Behandlung der Blastozysten-Infektion
Da Wissenschaftler*innen noch nicht endgültig erforscht haben, ob und unter welchen Umständen die Blastozysten krankheitserregend sind, verabreichen Ärzt*innen Medikamente nur, wenn sie keine anderen Ursachen für die Beschwerden finden. In der Regel wird eine Infektion mit Blastozysten dann über drei bis 10 Tage mit Antibiotika behandelt. Blastozysten-Infektionen sind derzeit nicht meldepflichtig [12] [13].
So schützen Sie sich und andere vor Blastozysten
Sie können eine Infektion mit Blastozysten durch Hygienemaßnahmen vorbeugen. Sinnvoll sind vor allem Händewaschen nach dem Toilettengang oder dem Windeln wechseln sowie vor der Zubereitung von Lebensmitteln. Achten Sie auch nach oder beim Umgang mit Tieren auf eine gute Hygiene und waschen Sie sich regelmäßig die Hände.
Waschen und schälen Sie rohes Gemüse und Früchte vor dem Verzehr.
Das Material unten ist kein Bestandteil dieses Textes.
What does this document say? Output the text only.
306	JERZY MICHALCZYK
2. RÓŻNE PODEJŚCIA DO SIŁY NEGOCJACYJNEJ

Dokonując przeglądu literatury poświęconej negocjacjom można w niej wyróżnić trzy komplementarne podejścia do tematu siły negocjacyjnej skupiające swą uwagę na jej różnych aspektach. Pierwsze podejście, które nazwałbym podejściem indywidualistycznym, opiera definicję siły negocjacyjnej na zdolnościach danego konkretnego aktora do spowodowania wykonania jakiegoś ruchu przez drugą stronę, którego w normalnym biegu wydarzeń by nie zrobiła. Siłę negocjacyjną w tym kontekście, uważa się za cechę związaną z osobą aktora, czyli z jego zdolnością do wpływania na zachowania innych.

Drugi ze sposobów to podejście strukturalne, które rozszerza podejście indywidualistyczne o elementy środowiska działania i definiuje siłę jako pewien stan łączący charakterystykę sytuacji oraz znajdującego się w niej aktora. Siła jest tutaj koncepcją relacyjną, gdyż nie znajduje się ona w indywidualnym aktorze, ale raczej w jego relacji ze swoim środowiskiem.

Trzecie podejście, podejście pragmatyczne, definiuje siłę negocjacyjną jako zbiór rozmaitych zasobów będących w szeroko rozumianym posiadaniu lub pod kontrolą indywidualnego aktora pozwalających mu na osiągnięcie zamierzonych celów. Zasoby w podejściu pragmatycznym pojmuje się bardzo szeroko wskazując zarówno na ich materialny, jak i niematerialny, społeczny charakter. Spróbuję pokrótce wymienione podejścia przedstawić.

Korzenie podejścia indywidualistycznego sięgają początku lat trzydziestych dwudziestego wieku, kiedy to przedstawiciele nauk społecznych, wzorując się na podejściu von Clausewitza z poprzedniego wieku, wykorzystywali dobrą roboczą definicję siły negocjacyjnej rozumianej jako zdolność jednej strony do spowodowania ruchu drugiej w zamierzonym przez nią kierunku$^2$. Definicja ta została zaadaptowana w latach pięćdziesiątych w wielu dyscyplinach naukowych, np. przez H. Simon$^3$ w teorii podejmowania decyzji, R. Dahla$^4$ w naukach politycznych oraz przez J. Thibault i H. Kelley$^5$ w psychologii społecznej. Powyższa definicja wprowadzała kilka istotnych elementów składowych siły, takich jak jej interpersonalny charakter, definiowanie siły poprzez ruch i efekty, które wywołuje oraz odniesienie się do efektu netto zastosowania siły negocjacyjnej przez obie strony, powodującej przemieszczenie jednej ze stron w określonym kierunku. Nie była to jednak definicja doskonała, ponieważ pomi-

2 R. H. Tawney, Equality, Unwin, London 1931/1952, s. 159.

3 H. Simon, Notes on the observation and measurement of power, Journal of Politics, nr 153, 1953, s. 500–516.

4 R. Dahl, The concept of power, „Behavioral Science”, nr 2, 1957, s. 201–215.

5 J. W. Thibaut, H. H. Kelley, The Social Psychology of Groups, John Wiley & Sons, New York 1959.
In Ländern, in denen das Leitungswasser womöglich unsicher ist, sollten Sie Leitungswasser abkochen oder nur Getränke aus versiegelten Flaschen oder Dosen trinken [8].
Falls bei Ihnen Blastozysten diagnostiziert wurden, reicht eine gute persönliche Hygiene wie gründliches Händewaschen mit Seife und warmem Wasser nach dem Toilettengang in der Regel aus, um eine Übertragung auf andere zu vermeiden [8].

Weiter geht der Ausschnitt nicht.